Pat and Holland Mundy live in one of the best habitat neighborhoods in town, Edgewater Terrace. Here, instead of scraping the lots and planting nursery plants, developers left some native ebony trees and their understory. This subdivision lies between Ocean Drive, Ennis Joslin and Alameda, near the Oso. Most of the houses were built in the fifties. Pat called recently to tell of an interesting bird, wondering if I could identify it. Actually it was three birds and they were eating bees. I needed to see this.
   She had said her yard was a jungle and this was true. Large, old hackberry trees stuck their heads up above Chinese tallow and mesquite. A huge Norfolk pine looked down from one corner.
   Pat is an artist, a painter, and her husband is a retired geologist. She said they met in the first grade in Springfield, Mo. Between them they have filled the house with their hobbies and toys. Everywhere there is something interesting to see. Pat paints with watercolor. You may have seen her long skylines of Corpus Christi for sale at the Corpus Christi Art Foundation.
   She took me to a window that looked out through an iron grate on a double wooden wall of the house. This was the beehive. The little golden insects were moving in and out through a narrow crack. She described first noticing a bird sitting on the grate, intently watching the bees. It was greenish with a heavy bill. It darted out and grabbed a bee. Pat, watching inside the window, could distinctly hear it chomp four times on the prey. We looked at pictures in the field guide. She thought it resembled a female bunting, an oriole, or possibly a tanager. She and Holland thought they had seen three of these birds. When the temperature dropped with the arrival of a norther, the birds left. I wished I could have seen them.
   A second chance
   Then this week I had a call from Erwin Becker and his wife, Betty, who live in the same neighborhood, about a block from the Mundys. They have a very birdy yard also and are enthusiastic birders. An interesting bird was coming to their feeder. Betty, who does the research, felt that it had to be a western tanager. I had already started this column and was working on it when Erwin called. Taking my camera in hand, I went.

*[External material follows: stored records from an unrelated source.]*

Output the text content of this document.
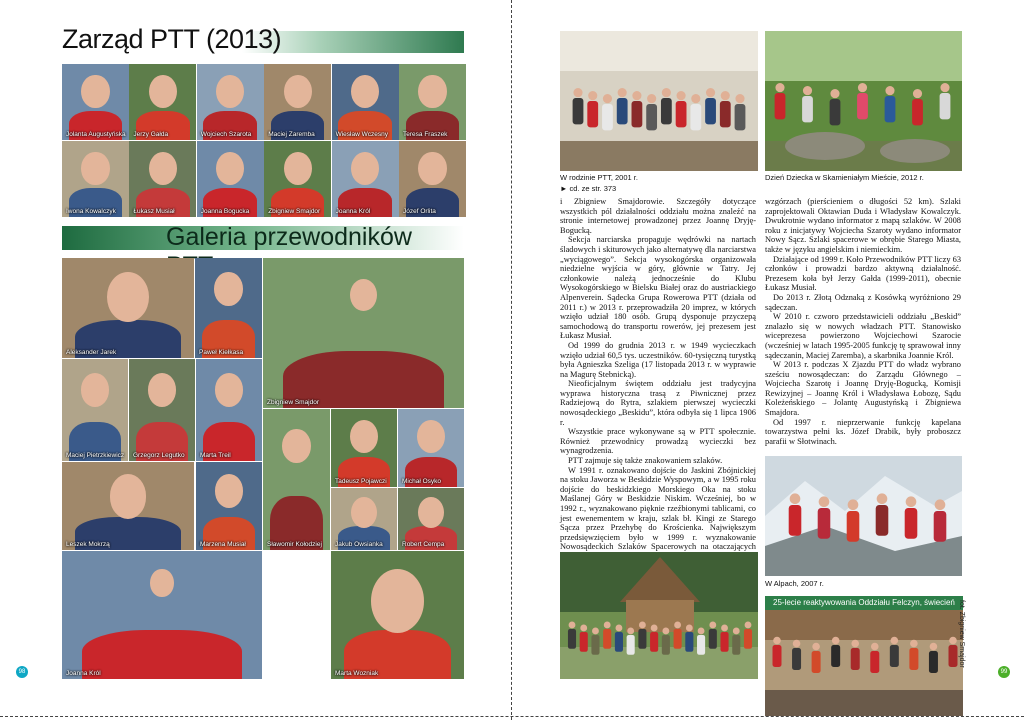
Zarząd PTT (2013)
Jolanta Augustyńska Jerzy Gałda	Wojciech Szarota	Maciej Zaremba	Wiesław Wczesny Teresa Fraszek
Iwona Kowalczyk	Łukasz Musiał	Joanna Bogucka	Zbigniew Smajdor Joanna Król	Józef Orlita
Galeria przewodników
Aleksander Jarek	Paweł Kiełkasa
Zbigniew Smajdor
Maciej Pietrzkiewicz Grzegorz Legutko Marta Treil
Tadeusz Pojawczi Michał Osyko
Leszek Mokrzą	Marzena Musiał	Sławomir Kołodziej Jakub Owsianka	Robert Cempa
Joanna Król	Marta Wozniak
98
W rodzinie PTT, 2001 r.
► cd. ze str. 373
Dzień Dziecka w Skamieniałym Mieście, 2012 r.

i Zbigniew Smajdorowie. Szczegóły dotyczące wszystkich pól działalności oddziału można znaleźć na stronie internetowej prowadzonej przez Joannę Dryję-Bogucką.

Sekcja narciarska propaguje wędrówki na nartach śladowych i skiturowych jako alternatywę dla narciarstwa „wyciągowego”. Sekcja wysokogórska organizowała niedzielne wyjścia w góry, głównie w Tatry. Jej członkowie należą jednocześnie do Klubu Wysokogórskiego w Bielsku Białej oraz do austriackiego Alpenverein. Sądecka Grupa Rowerowa PTT (działa od 2011 r.) w 2013 r. przeprowadziła 20 imprez, w których wzięło udział 180 osób. Grupą dysponuje przyczepą samochodową do transportu rowerów, jej prezesem jest Łukasz Musiał.

Od 1999 do grudnia 2013 r. w 1949 wycieczkach wzięło udział 60,5 tys. uczestników. 60-tysięczną turystką była Agnieszka Szeliga (17 listopada 2013 r. w wyprawie na Magurę Stebnicką).

Nieoficjalnym świętem oddziału jest tradycyjna wyprawa historyczna trasą z Piwnicznej przez Radziejową do Rytra, szlakiem pierwszej wycieczki nowosądeckiego „Beskidu”, która odbyła się 1 lipca 1906 r.

Wszystkie prace wykonywane są w PTT społecznie. Również przewodnicy prowadzą wycieczki bez wynagrodzenia.

PTT zajmuje się także znakowaniem szlaków.

W 1991 r. oznakowano dojście do Jaskini Zbójnickiej na stoku Jaworza w Beskidzie Wyspowym, a w 1995 roku dojście do beskidzkiego Morskiego Oka na stoku Maślanej Góry w Beskidzie Niskim. Wcześniej, bo w 1992 r., wyznakowano pięknie rzeźbionymi tablicami, co jest ewenementem w kraju, szlak bł. Kingi ze Starego Sącza przez Przehybę do Krościenka. Największym przedsięwzięciem było w 1999 r. wyznakowanie Nowosądeckich Szlaków Spacerowych na otaczających

wzgórzach (pierścieniem o długości 52 km). Szlaki zaprojektowali Oktawian Duda i Władysław Kowalczyk. Dwukrotnie wydano informator z mapą szlaków. W 2008 roku z inicjatywy Wojciecha Szaroty wydano informator Nowy Sącz. Szlaki spacerowe w obrębie Starego Miasta, także w języku angielskim i niemieckim.

Działające od 1999 r. Koło Przewodników PTT liczy 63 członków i prowadzi bardzo aktywną działalność. Prezesem koła był Jerzy Gałda (1999-2011), obecnie Łukasz Musiał.

Do 2013 r. Złotą Odznaką z Kosówką wyróżniono 29 sądeczan.

W 2010 r. czworo przedstawicieli oddziału „Beskid” znalazło się w nowych władzach PTT. Stanowisko wiceprezesa powierzono Wojciechowi Szarocie (wcześniej w latach 1995-2005 funkcję tę sprawował inny sądeczanin, Maciej Zaremba), a skarbnika Joannie Król.

W 2013 r. podczas X Zjazdu PTT do władz wybrano sześciu nowosądeczan: do Zarządu Głównego – Wojciecha Szarotę i Joannę Dryję-Bogucką, Komisji Rewizyjnej – Joannę Król i Władysława Łobozę, Sądu Koleżeńskiego – Jolantę Augustyńską i Zbigniewa Smajdora.

Od 1997 r. nieprzerwanie funkcję kapelana towarzystwa pełni ks. Józef Drabik, były proboszcz parafii w Słotwinach.

W Alpach, 2007 r.
25-lecie reaktywowania Oddziału Felczyn, świecień fot. Zbigniew Smajdor
99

   Soon I was seated in the feeder viewing area in their back yard, waiting. It had been there five minutes earlier they told me, in fact, they thought there might be two or three of them. Sparrows and red-winged blackbirds were gobbling seed. Mourning doves were eating the seed on the ground. As I waited, a kiskadee flycatcher flew in with a piercing call. After about five minutes, one of the target birds came. I had done my homework and knew that the wingbars were the identifying mark to look for. Sure enough, the greenish bird had two strong wingbars. "Try to see if the top one is yellow and the bottom one white,'' I said to Betty who had some nice new binoculars of the fancy, hand steadying type. She thought the top wingbar was yellow.
   Rare tanager sighting
   I was able to see that the head of the bird was partly red and there was some red on its throat. This is the strange mottled appearance of a bird taking on summer plumage. It appeared to me that this bird would soon have the coloring of a male adult western tanager. Blacklock and Rappole's "Birds of the Texas Coastal Bend, Abundance and Distribution'' speaks of the western tanager's abundance as rare or casual, with a few sightings per decade, in spring and fall.
   This is the neighborhood where Bob and Karen Benson found a mangrove cuckoo in their yard last summer. Bob came but had not yet seen the tanagers, but Karen identified them as western tanagers. I wanted the Mundys to see the birds. I think they may have been the bee eaters.
  


Phyllis Yochem, a Corpus Christi resident, has studied birds in Texas since 1960.